L'opposition avec Henri Desgrange, directeur du journal L'Auto et créateur du Tour de France, est féroce. Pour ce dernier, le changement de vitesse est l'apanage des faibles. Le mécanisme alourdit le vélo et trompe la promesse de vitesse inhérente au cyclisme. L'Auto et Le Cycliste entrent dans une polémique qui durera une trentaine d'années, jusqu'à l'autorisation du dérailleur sur le Tour de France en 1937.

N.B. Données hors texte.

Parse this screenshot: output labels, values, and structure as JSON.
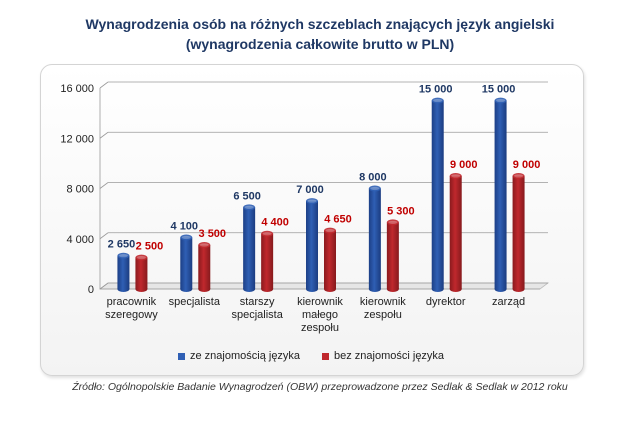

[…] Mais ce samedi, le programme est quelque peu différent. La date du 12 juin 1897 n'a pas été choisie par hasard. Quatre-vingts ans jour pour jour après la folle escapade du baron Drais von Sauerbronn, une douzaine d'audacieux se sont mis en tête d'en célébrer l'anniversaire. Nous ne sommes pas à Mannheim mais à Rome et la distance à parcourir est seize fois supérieure à celle réalisée par le baron. Emmenée par le sculpteur Vito Pardo, chef-consul du Touring Club Ciclistico Italiano (T. C. C. I.), l'équipée sauvage met cap vers le sud-ouest en direction de la ville de Naples. Pendant les seize heures qui séparent le lever du coucher du soleil en ces journées solsticiales, les jeunes cyclistes partent à la découverte de l'arrière-pays latin qu'ils préfèrent à une plaine côtière infestée par la malaria. En chemin, ils admirent les ruines antiques et avalent à l'ombre des cyprès les routes menant au pied du Vésuve. En rentrant à Rome de cette marche fondatrice, Vito Pardo a l'idée de baptiser audax, audacieux en latin, ce type de randonnée de longue distance. Quelques mois plus tard, il crée l'Audax Italiano pour regrouper l'ensemble des associations souhaitant organiser de tels voyages cyclistes. À l'été 1904, les audacieux italiens projettent de rejoindre Paris depuis Turin dans un voyage à marche réglée, avec le principe fondamental de partir ensemble pour arriver ensemble. Henri Desgrange a vent du mouvement naissant en Italie et identifie une opportunité, après le Tour de France, de fidéliser de nouveaux lecteurs pour L'Auto. L'ancien coureur cycliste au tempérament bouillant couvre l'événement dans son journal et ne manque pas d'égratigner au passage le mouvement cyclotouriste emmené par Vélocio et le T. C. F.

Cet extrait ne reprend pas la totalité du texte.